Yes, at least in theory, and that is precisely the point the UK government is now making publicly. Raphael Auphan, chief operating officer of Swiss technology firm Proton, told Dark Reading that if access to advanced AI can be switched off by a foreign government, whether for security, commercial, or political reasons, it creates a genuine strategic weak spot for any country that depends on those tools.
That dependence is not small. Proton's own research found that more than two-thirds of businesses across the UK, Spain, and France run primarily on US tech. Rik Turner, chief analyst at research firm Omdia, puts the cloud picture in starker numbers: Amazon Web Services, Microsoft Azure, and Google Cloud Platform together hold around 70 percent of the European market. The continent's largest home-grown cloud provider, OVH, sits somewhere between one and six percent.
AI is even more lopsided. Turner describes Europe's realistic choices as "almost entirely between US closed models, from the likes of OpenAI and Anthropic, or Chinese open ones, from DeepSeek and Alibaba." French startup Mistral AI exists, but analysts are quietly sceptical about whether its models qualify as truly frontier-level.

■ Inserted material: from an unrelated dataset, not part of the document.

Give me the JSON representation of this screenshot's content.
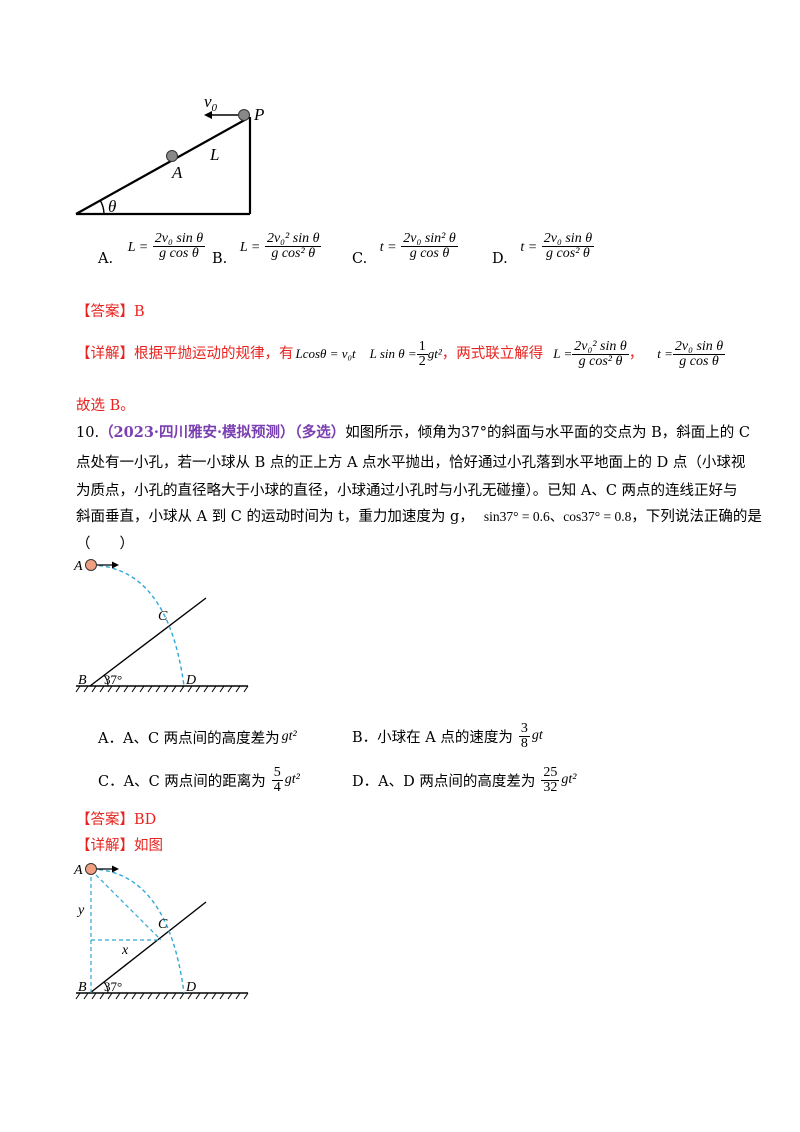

The UK's answer, at least on the defence side, is a programme called Cyber Shield. The National Cyber Security Centre and the Department for Science, Innovation and Technology published the strategy last week, proposing to build an AI-powered national defence system capable of identifying and neutralising cyber threats at machine speed. The NCSC is candid that this will require partnerships with private AI firms, cyber defence organisations, and universities; it is not a go-it-alone plan.
Louise Horton, head of UK government affairs at security firm NCC Group, says that is the right instinct. Sovereign control over decision-making and data matters, she argues, but the actual technology can still come from trusted outside partners provided the governance is genuinely British.
For ordinary people, the immediate practical risk is low. Nothing has broken yet. But if your employer, hospital, school, or local council uses US-built AI tools, it is worth knowing that access to those tools is, technically, subject to decisions made in Washington. Asking your IT team which critical services have a backup plan is a reasonable question, not a paranoid one.